By Rebecca Eckler
You know Jake Gold as one of the judges (the snarky one) on Canadian Idol. But he’s also president of The Management Trust, an artist management firm. “All day and all night, I negotiate,” he says of managing creative types, including Gord Downie, Sass Jordan and producer Moe Berg.
I saw similarities between Gold’s life and mine (yours, too): managing the finicky demands, fragile egos and highly unpredictable personalities that populate the showbiz world sounds a lot like daily life with a child. So I asked him for negotiation pointers I could apply to my own life with three-year-old Rowan. Try Gold’s five win-win steps and seal each parent-child deal with ease.
Step 1: Identify wants and needs
Gold Says: “When you’re working on negotiations, your first step should always be to identify the wants and needs of both parties as a starting ground.”
Eckler’s Real Life Application: Rowan’s Bedtime My three-year-old daughter, Rowan, makes it pretty clear what she wants and doesn’t want: “I don’t want to go to bed. I want to watch tv!” meanwhile, I’m thinking, I want you to go to bed.
Step 2: Keep the communication going
Gold Says: “Sometimes people aren’t great at communicating what they want or need. They’ll storm out in frustration, or start yelling or making demands. But it’s important to listen to what they’re saying. Listening is as important as talking.”

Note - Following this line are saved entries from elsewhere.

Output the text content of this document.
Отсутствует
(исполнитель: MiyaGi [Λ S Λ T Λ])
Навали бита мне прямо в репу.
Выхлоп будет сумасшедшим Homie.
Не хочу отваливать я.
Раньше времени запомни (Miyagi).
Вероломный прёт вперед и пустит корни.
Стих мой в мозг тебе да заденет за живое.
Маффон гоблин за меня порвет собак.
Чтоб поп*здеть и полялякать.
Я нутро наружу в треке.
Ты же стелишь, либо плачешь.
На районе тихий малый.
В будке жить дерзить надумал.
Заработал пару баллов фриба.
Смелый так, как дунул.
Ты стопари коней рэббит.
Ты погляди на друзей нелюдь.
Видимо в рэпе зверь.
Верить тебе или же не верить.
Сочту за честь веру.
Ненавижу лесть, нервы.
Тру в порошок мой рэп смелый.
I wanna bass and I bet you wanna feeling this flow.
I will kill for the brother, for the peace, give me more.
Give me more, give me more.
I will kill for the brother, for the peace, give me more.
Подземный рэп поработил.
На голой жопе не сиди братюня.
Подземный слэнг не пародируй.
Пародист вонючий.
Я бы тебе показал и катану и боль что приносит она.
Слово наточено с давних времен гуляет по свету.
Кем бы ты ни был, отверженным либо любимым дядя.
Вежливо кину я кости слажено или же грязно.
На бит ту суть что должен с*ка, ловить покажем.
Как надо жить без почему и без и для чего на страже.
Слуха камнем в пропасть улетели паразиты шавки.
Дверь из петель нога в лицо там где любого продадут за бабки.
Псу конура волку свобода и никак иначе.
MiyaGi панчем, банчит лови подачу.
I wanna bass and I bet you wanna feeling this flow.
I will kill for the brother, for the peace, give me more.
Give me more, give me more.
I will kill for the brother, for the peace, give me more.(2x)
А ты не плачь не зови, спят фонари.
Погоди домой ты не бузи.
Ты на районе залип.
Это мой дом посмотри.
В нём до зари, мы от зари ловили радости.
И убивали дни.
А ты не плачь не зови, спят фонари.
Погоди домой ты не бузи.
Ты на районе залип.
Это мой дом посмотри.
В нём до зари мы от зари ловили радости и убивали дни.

Real Life When Rowan starts to scream, “I don’t want to wear those pyjamas,” I should consider just getting out the pyjamas she wants to wear, instead of yelling, “These pyjamas are fine!”
Step 3: Listen to the message buried in the begging
Gold Says: “Negotiations are about leverage. If someone’s begging, it shows you have the leverage.” But, he says, it also shows whatever they’re begging for means a lot to them.
Real Life Sometimes a tv show is more than just a tv show. Maybe when Rowan is begging me for one more Dora The Explorer episode, what she is really requesting is to spend more quality time alone with me, cuddled together on the sofa.
Step 4: Don’t cave into threats
Gold Says: “People remember if you give into threats.” You can’t set a precedent. “Threats are a sign of desperation. In many cases, threats are empty. So walk away.”
Real Life My three-year-old always threatens, “I’m not going to play with you anymore if you don’t let me stay up.” Which hurts, I’ll admit. But I know she’d actually hate it more to play alone.
Step 5: Budge (a bit) and close the deal
Gold Says: “Don’t look at it as giving in. It’s not a win-or-lose situation. You don’t want to be in a situation where one side isn’t happy, because that’ll come back and bite you in the ass.”
Real Life Upshot: if Rowan begs and pleads and screams and cries that she doesn’t want to get into her pyjamas, she wants to watch television, I could maybe bend a little, tell her she can watch one more episode ““ after she gets into her pyjamas ““ then go to bed.
“The ultimate goal of negotiations,” says Gold, “is to make both sides feel like they’ve won and that they’ve gotten what they wanted.”